Claudio Abbado, 1933–2014
The Italian conductor who achieved a global presence
The conductor Claudio Abbado was famously punctilious with all of the great orchestras that came under his baton. When he worked as principal guest conductor of the Chicago Symphony Orchestra in the early 1980s, his incessant criticism during rehearsals that the musicians weren’t together inspired the musicians to wear T-shirts emblazoned with his Italian-inflected admonition: “Noddagedda.”
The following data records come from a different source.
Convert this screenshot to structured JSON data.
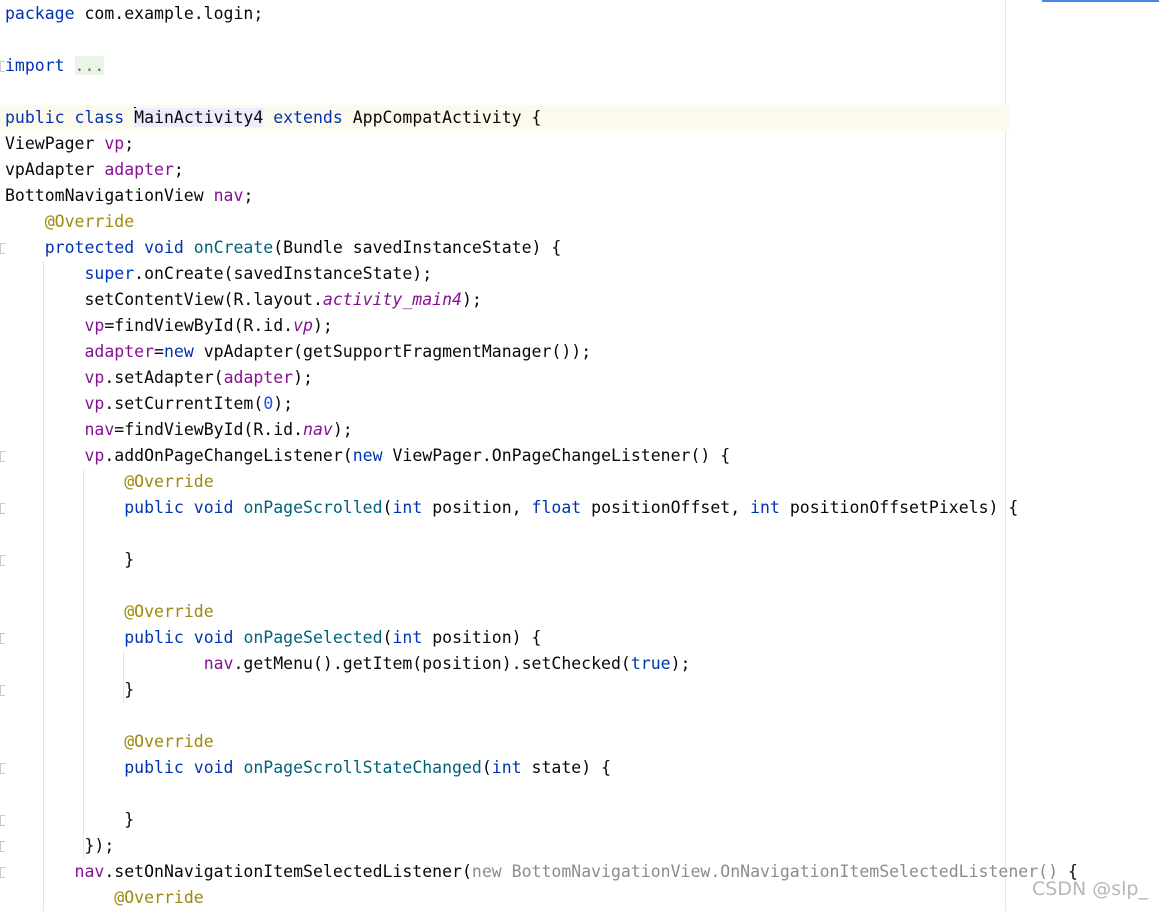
{
  "code_lines": [
    [
      {
        "t": "kw",
        "v": "package"
      },
      {
        "t": "p",
        "v": " com.example.login;"
      }
    ],
    [],
    [
      {
        "t": "kw",
        "v": "import"
      },
      {
        "t": "p",
        "v": " "
      },
      {
        "t": "fold",
        "v": "..."
      }
    ],
    [],
    [
      {
        "t": "kw",
        "v": "public class"
      },
      {
        "t": "p",
        "v": " "
      },
      {
        "t": "caret",
        "v": ""
      },
      {
        "t": "cls-hl",
        "v": "MainActivity4"
      },
      {
        "t": "p",
        "v": " "
      },
      {
        "t": "kw",
        "v": "extends"
      },
      {
        "t": "p",
        "v": " AppCompatActivity {"
      }
    ],
    [
      {
        "t": "p",
        "v": "ViewPager "
      },
      {
        "t": "fld",
        "v": "vp"
      },
      {
        "t": "p",
        "v": ";"
      }
    ],
    [
      {
        "t": "p",
        "v": "vpAdapter "
      },
      {
        "t": "fld",
        "v": "adapter"
      },
      {
        "t": "p",
        "v": ";"
      }
    ],
    [
      {
        "t": "p",
        "v": "BottomNavigationView "
      },
      {
        "t": "fld",
        "v": "nav"
      },
      {
        "t": "p",
        "v": ";"
      }
    ],
    [
      {
        "t": "p",
        "v": "    "
      },
      {
        "t": "ann",
        "v": "@Override"
      }
    ],
    [
      {
        "t": "p",
        "v": "    "
      },
      {
        "t": "kw",
        "v": "protected void"
      },
      {
        "t": "p",
        "v": " "
      },
      {
        "t": "mth",
        "v": "onCreate"
      },
      {
        "t": "p",
        "v": "(Bundle savedInstanceState) {"
      }
    ],
    [
      {
        "t": "p",
        "v": "        "
      },
      {
        "t": "kw",
        "v": "super"
      },
      {
        "t": "p",
        "v": ".onCreate(savedInstanceState);"
      }
    ],
    [
      {
        "t": "p",
        "v": "        setContentView(R.layout."
      },
      {
        "t": "ifld",
        "v": "activity_main4"
      },
      {
        "t": "p",
        "v": ");"
      }
    ],
    [
      {
        "t": "p",
        "v": "        "
      },
      {
        "t": "fld",
        "v": "vp"
      },
      {
        "t": "p",
        "v": "=findViewById(R.id."
      },
      {
        "t": "ifld",
        "v": "vp"
      },
      {
        "t": "p",
        "v": ");"
      }
    ],
    [
      {
        "t": "p",
        "v": "        "
      },
      {
        "t": "fld",
        "v": "adapter"
      },
      {
        "t": "p",
        "v": "="
      },
      {
        "t": "kw",
        "v": "new"
      },
      {
        "t": "p",
        "v": " vpAdapter(getSupportFragmentManager());"
      }
    ],
    [
      {
        "t": "p",
        "v": "        "
      },
      {
        "t": "fld",
        "v": "vp"
      },
      {
        "t": "p",
        "v": ".setAdapter("
      },
      {
        "t": "fld",
        "v": "adapter"
      },
      {
        "t": "p",
        "v": ");"
      }
    ],
    [
      {
        "t": "p",
        "v": "        "
      },
      {
        "t": "fld",
        "v": "vp"
      },
      {
        "t": "p",
        "v": ".setCurrentItem("
      },
      {
        "t": "num",
        "v": "0"
      },
      {
        "t": "p",
        "v": ");"
      }
    ],
    [
      {
        "t": "p",
        "v": "        "
      },
      {
        "t": "fld",
        "v": "nav"
      },
      {
        "t": "p",
        "v": "=findViewById(R.id."
      },
      {
        "t": "ifld",
        "v": "nav"
      },
      {
        "t": "p",
        "v": ");"
      }
    ],
    [
      {
        "t": "p",
        "v": "        "
      },
      {
        "t": "fld",
        "v": "vp"
      },
      {
        "t": "p",
        "v": ".addOnPageChangeListener("
      },
      {
        "t": "kw",
        "v": "new"
      },
      {
        "t": "p",
        "v": " ViewPager.OnPageChangeListener() {"
      }
    ],
    [
      {
        "t": "p",
        "v": "            "
      },
      {
        "t": "ann",
        "v": "@Override"
      }
    ],
    [
      {
        "t": "p",
        "v": "            "
      },
      {
        "t": "kw",
        "v": "public void"
      },
      {
        "t": "p",
        "v": " "
      },
      {
        "t": "mth",
        "v": "onPageScrolled"
      },
      {
        "t": "p",
        "v": "("
      },
      {
        "t": "kw",
        "v": "int"
      },
      {
        "t": "p",
        "v": " position, "
      },
      {
        "t": "kw",
        "v": "float"
      },
      {
        "t": "p",
        "v": " positionOffset, "
      },
      {
        "t": "kw",
        "v": "int"
      },
      {
        "t": "p",
        "v": " positionOffsetPixels) {"
      }
    ],
    [],
    [
      {
        "t": "p",
        "v": "            }"
      }
    ],
    [],
    [
      {
        "t": "p",
        "v": "            "
      },
      {
        "t": "ann",
        "v": "@Override"
      }
    ],
    [
      {
        "t": "p",
        "v": "            "
      },
      {
        "t": "kw",
        "v": "public void"
      },
      {
        "t": "p",
        "v": " "
      },
      {
        "t": "mth",
        "v": "onPageSelected"
      },
      {
        "t": "p",
        "v": "("
      },
      {
        "t": "kw",
        "v": "int"
      },
      {
        "t": "p",
        "v": " position) {"
      }
    ],
    [
      {
        "t": "p",
        "v": "                    "
      },
      {
        "t": "fld",
        "v": "nav"
      },
      {
        "t": "p",
        "v": ".getMenu().getItem(position).setChecked("
      },
      {
        "t": "kw",
        "v": "true"
      },
      {
        "t": "p",
        "v": ");"
      }
    ],
    [
      {
        "t": "p",
        "v": "            }"
      }
    ],
    [],
    [
      {
        "t": "p",
        "v": "            "
      },
      {
        "t": "ann",
        "v": "@Override"
      }
    ],
    [
      {
        "t": "p",
        "v": "            "
      },
      {
        "t": "kw",
        "v": "public void"
      },
      {
        "t": "p",
        "v": " "
      },
      {
        "t": "mth",
        "v": "onPageScrollStateChanged"
      },
      {
        "t": "p",
        "v": "("
      },
      {
        "t": "kw",
        "v": "int"
      },
      {
        "t": "p",
        "v": " state) {"
      }
    ],
    [],
    [
      {
        "t": "p",
        "v": "            }"
      }
    ],
    [
      {
        "t": "p",
        "v": "        });"
      }
    ],
    [
      {
        "t": "p",
        "v": "       "
      },
      {
        "t": "fld",
        "v": "nav"
      },
      {
        "t": "p",
        "v": ".setOnNavigationItemSelectedListener("
      },
      {
        "t": "gray",
        "v": "new BottomNavigationView.OnNavigationItemSelectedListener()"
      },
      {
        "t": "p",
        "v": " {"
      }
    ],
    [
      {
        "t": "p",
        "v": "           "
      },
      {
        "t": "ann",
        "v": "@Override"
      }
    ]
  ],
  "watermark": "CSDN @slp_",
  "colors": {
    "keyword": "#0033b3",
    "field": "#871094",
    "annotation": "#9e880d",
    "method": "#00627a",
    "number": "#1750eb",
    "current_line": "#fcfaed"
  }
}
Abbado was no less demanding of himself, said The New York Times. “He almost always conducted from memory, insisting that using the score meant that he did not know the work adequately.” Born into a Milan musical dynasty, he was encouraged to pursue conducting when Leonard Bernstein remarked that the teenage Abbado had “a conductor’s eyes.” After debuting at Milan’s La Scala, in 1963 he won a one-year assistantship with Bernstein at the New York Philharmonic, and when he returned to Europe, “his career took off.” He was named director of La Scala and later of the Vienna State Opera, and was also principal conductor, in turn, of the Vienna Philharmonic and the London Symphony.
In the 1980s, Abbado was in the running to direct both the Chicago Symphony Orchestra and the New York Philharmonic. Instead, he was selected in 1989 to replace Herbert von Karajan as the head of the Berlin Philharmonic, which was then “probably the top job in music,” said The Daily Telegraph (U.K.). Yet he “remained the opposite of the dictatorial bighead that top-flight maestros are supposed to be,” achieving his signature sound for his beloved Mahler, Schubert, and Bruckner by quietly insisting on excellence.